Bremerton police start body camera pilot program

BREMERTON -- In this high-tech world, cameras are just about everywhere, and soon Bremerton police officers will be wearing them on their uniforms.

The department is starting a pilot program with two of the Axon cameras manufactured by Arizona-based Taser International. Officers can wear the device on their chest, collar, or mounted on sunglasses.

“It’s excellent evidence and it’s for the very rare occasions when officers do something wrong so we can be accountable to the public, but also for that majority of cases when officers are doing the right thing and to reduce complaints that might be bogus to show what really happened,” Police Chief Steve Strachan said.

Strachan says eventually all 60 Bremerton officers may use the cameras to record any interaction with the public, except for calls involving juveniles and sexual assault victims.

People who Q13 FOX News talked with in Bremerton have mixed feelings about this new technology.

“I know you’re doing your police job but I think that’s overdoing it right there. People have the right to have privacy,” said Levon Wilson.

“I think it’s a good idea. I think it would help more than it would be a problem,” said Shayanne Savoy.

A 2012 Cambridge University study of the Rialto, Calif., Police Department showed that after one year of using the cameras, complaints against the department dropped by more than 87.5% and use-of-force incidents declined by 59%.

“That’s a big deal. And in our business of law enforcement if it’s about legitimacy with the public, use of force, and making officers and the public safe, then we should be all over it and that’s what this pilot is about,” said Strachan.

Currently, Bainbridge Island and Poulsbo use body cameras for police officers.

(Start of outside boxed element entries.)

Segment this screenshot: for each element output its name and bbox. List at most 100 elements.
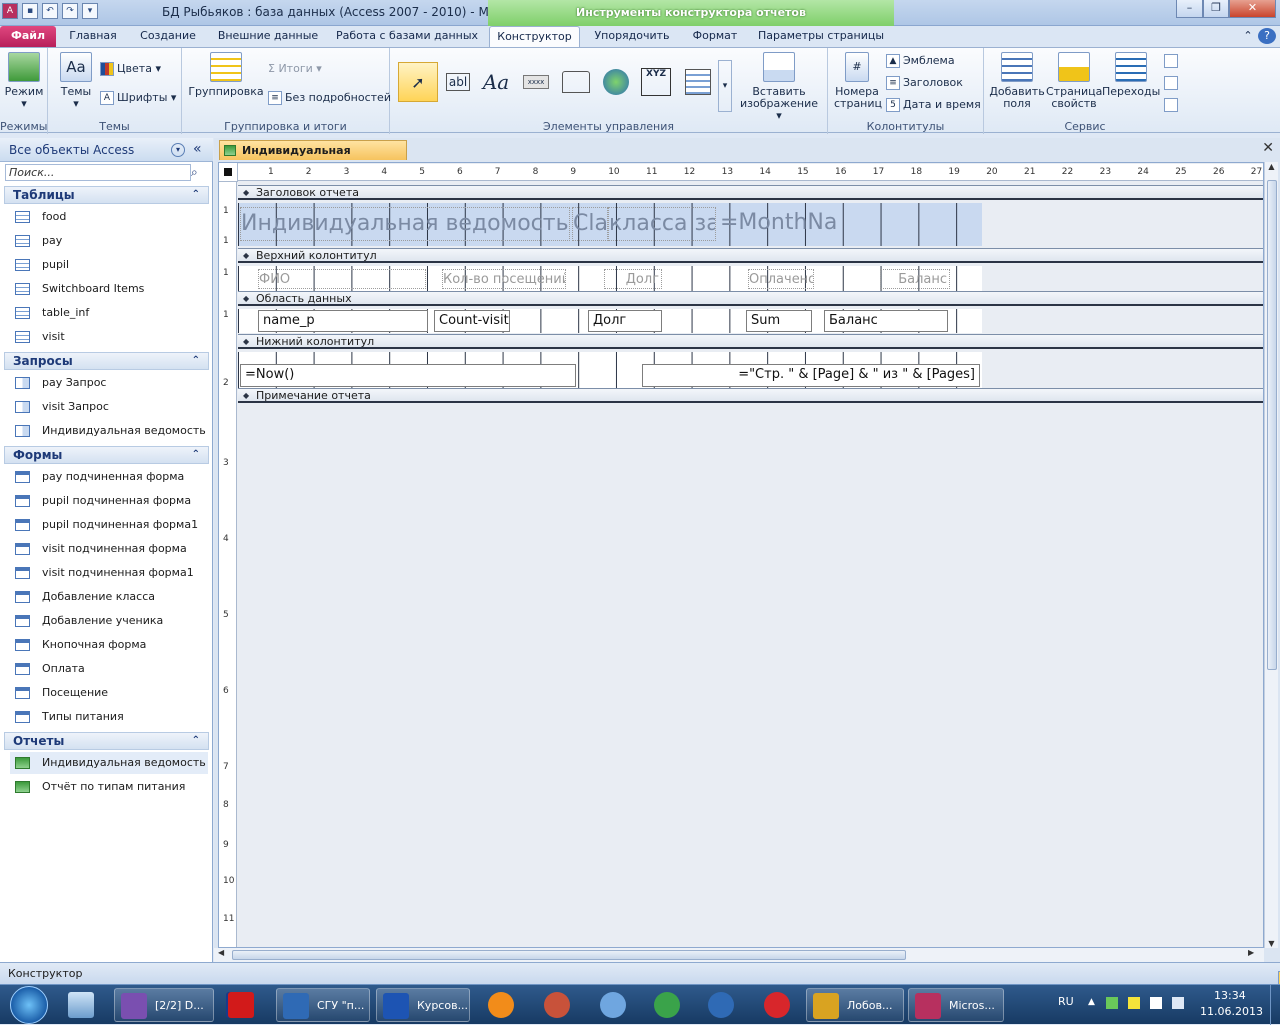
sum-textbox[interactable]: Sum (746, 310, 812, 332)
subform-icon[interactable] (1164, 54, 1178, 68)
start-button[interactable] (4, 985, 54, 1025)
nav-item[interactable]: table_inf (10, 302, 208, 324)
title-button[interactable]: ≡ Заголовок (886, 76, 963, 90)
tab-home[interactable]: Главная (62, 26, 124, 47)
nav-search-input[interactable]: Поиск... (5, 164, 191, 181)
help-icon[interactable]: ? (1258, 28, 1276, 44)
select-pointer-icon[interactable]: ➚ (398, 62, 438, 102)
class-for-label[interactable]: класса за (608, 207, 716, 241)
minimize-button[interactable]: – (1176, 0, 1203, 18)
month-name-field[interactable]: =MonthNa (720, 207, 840, 241)
close-document-icon[interactable]: ✕ (1262, 140, 1274, 156)
date-time-button[interactable]: 5 Дата и время (886, 98, 981, 112)
debt-textbox[interactable]: Долг (588, 310, 662, 332)
taskbar-pinned-app[interactable] (588, 988, 638, 1022)
insert-image-button[interactable]: Вставить изображение ▾ (736, 52, 822, 122)
now-textbox[interactable]: =Now() (240, 364, 576, 387)
display-icon[interactable] (1150, 997, 1162, 1009)
scroll-up-icon[interactable]: ▲ (1265, 162, 1278, 171)
redo-icon[interactable]: ↷ (62, 3, 78, 19)
nav-item[interactable]: pay подчиненная форма (10, 466, 208, 488)
taskbar-window-button[interactable]: [2/2] D... (114, 988, 214, 1022)
grouping-button[interactable]: Группировка (188, 52, 264, 98)
view-code-icon[interactable] (1164, 76, 1178, 90)
class-field[interactable]: Cla (572, 207, 608, 241)
taskbar-pinned-app[interactable] (752, 988, 802, 1022)
debt-label[interactable]: Долг (604, 269, 662, 289)
nav-item[interactable]: Индивидуальная ведомость (10, 420, 208, 442)
taskbar-window-button[interactable]: СГУ "п... (276, 988, 370, 1022)
volume-icon[interactable] (1172, 997, 1184, 1009)
save-icon[interactable]: ▪ (22, 3, 38, 19)
band-page-footer[interactable]: Нижний колонтитул (238, 334, 1263, 349)
taskbar-window-button[interactable]: Лобов... (806, 988, 904, 1022)
label-control-icon[interactable]: Aa (478, 64, 514, 100)
nav-item[interactable]: pupil подчиненная форма (10, 490, 208, 512)
visits-count-label[interactable]: Кол-во посещений (442, 269, 566, 289)
band-detail[interactable]: Область данных (238, 291, 1263, 306)
balance-textbox[interactable]: Баланс (824, 310, 948, 332)
convert-macros-icon[interactable] (1164, 98, 1178, 112)
collapse-nav-icon[interactable]: « (193, 141, 202, 157)
more-controls-button[interactable]: ▾ (718, 60, 732, 112)
nav-item[interactable]: pupil подчиненная форма1 (10, 514, 208, 536)
nav-item[interactable]: Типы питания (10, 706, 208, 728)
balance-label[interactable]: Баланс (880, 269, 950, 289)
name-p-textbox[interactable]: name_p (258, 310, 428, 332)
show-hidden-icons-icon[interactable]: ▲ (1088, 997, 1095, 1007)
undo-icon[interactable]: ↶ (42, 3, 58, 19)
fio-label[interactable]: ФИО (258, 269, 426, 289)
nav-category-queries[interactable]: Запросы ⌃ (4, 352, 209, 370)
report-selector[interactable] (219, 163, 238, 182)
show-desktop-button[interactable] (1270, 985, 1280, 1025)
nav-menu-chevron-icon[interactable]: ▾ (171, 143, 185, 157)
button-control-icon[interactable]: xxxx (518, 64, 554, 100)
nav-item[interactable]: visit подчиненная форма (10, 538, 208, 560)
taskbar-window-button[interactable] (222, 988, 262, 1022)
tab-arrange[interactable]: Упорядочить (586, 26, 678, 47)
band-report-header[interactable]: Заголовок отчета (238, 185, 1263, 200)
mode-button[interactable]: Режим ▾ (4, 52, 44, 110)
nav-item[interactable]: Кнопочная форма (10, 634, 208, 656)
chart-control-icon[interactable]: XYZ (638, 64, 674, 100)
nav-item[interactable]: Посещение (10, 682, 208, 704)
nav-item[interactable]: pay Запрос (10, 372, 208, 394)
page-numbers-button[interactable]: # Номера страниц (834, 52, 882, 110)
tab-create[interactable]: Создание (134, 26, 202, 47)
tab-external-data[interactable]: Внешние данные (214, 26, 322, 47)
close-button[interactable]: ✕ (1229, 0, 1276, 18)
collapse-category-chevron-icon[interactable]: ⌃ (192, 353, 200, 369)
tab-page-setup[interactable]: Параметры страницы (754, 26, 888, 47)
nav-item[interactable]: visit Запрос (10, 396, 208, 418)
restore-button[interactable]: ❐ (1203, 0, 1229, 18)
nav-item[interactable]: Индивидуальная ведомость (10, 752, 208, 774)
taskbar-window-button[interactable]: Micros... (908, 988, 1004, 1022)
vertical-scrollbar[interactable]: ▲ ▼ (1264, 162, 1278, 948)
taskbar-pinned-app[interactable] (532, 988, 582, 1022)
add-fields-button[interactable]: Добавить поля (988, 52, 1046, 110)
line-list-control-icon[interactable] (680, 64, 716, 100)
nav-item[interactable]: food (10, 206, 208, 228)
tab-database-tools[interactable]: Работа с базами данных (332, 26, 482, 47)
collapse-category-chevron-icon[interactable]: ⌃ (192, 447, 200, 463)
flag-icon[interactable] (1128, 997, 1140, 1009)
tab-order-button[interactable]: Переходы (1102, 52, 1160, 98)
vertical-scroll-thumb[interactable] (1267, 180, 1277, 670)
language-indicator[interactable]: RU (1058, 995, 1074, 1008)
nav-item[interactable]: visit подчиненная форма1 (10, 562, 208, 584)
customize-qat-icon[interactable]: ▾ (82, 3, 98, 19)
tab-file[interactable]: Файл (0, 26, 56, 47)
textbox-control-icon[interactable]: abl (440, 64, 476, 100)
minimize-ribbon-icon[interactable]: ⌃ (1240, 26, 1256, 47)
scroll-down-icon[interactable]: ▼ (1265, 939, 1278, 948)
band-report-footer[interactable]: Примечание отчета (238, 388, 1263, 403)
taskbar-pinned-app[interactable] (642, 988, 692, 1022)
hyperlink-control-icon[interactable] (598, 64, 634, 100)
nav-item[interactable]: Оплата (10, 658, 208, 680)
nav-item[interactable]: Добавление ученика (10, 610, 208, 632)
nav-category-reports[interactable]: Отчеты ⌃ (4, 732, 209, 750)
nav-item[interactable]: Отчёт по типам питания (10, 776, 208, 798)
horizontal-scroll-thumb[interactable] (232, 950, 906, 960)
band-page-header[interactable]: Верхний колонтитул (238, 248, 1263, 263)
nav-pane-header[interactable]: Все объекты Access ▾ « (0, 138, 213, 162)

If expanded in Bremerton after the pilot, it would cost roughly $30,000 to buy the devices and another $10,000 on average per year for data storage.

Doug Honig, of the American Civil Liberties Union of Washington, said, "The ACLU recognizes that body cameras can be a valid tool for police accountability.  We do have concerns that police departments using body cams need to have in place policies to make their use effective for that purpose and also to protect the privacy of innocent people."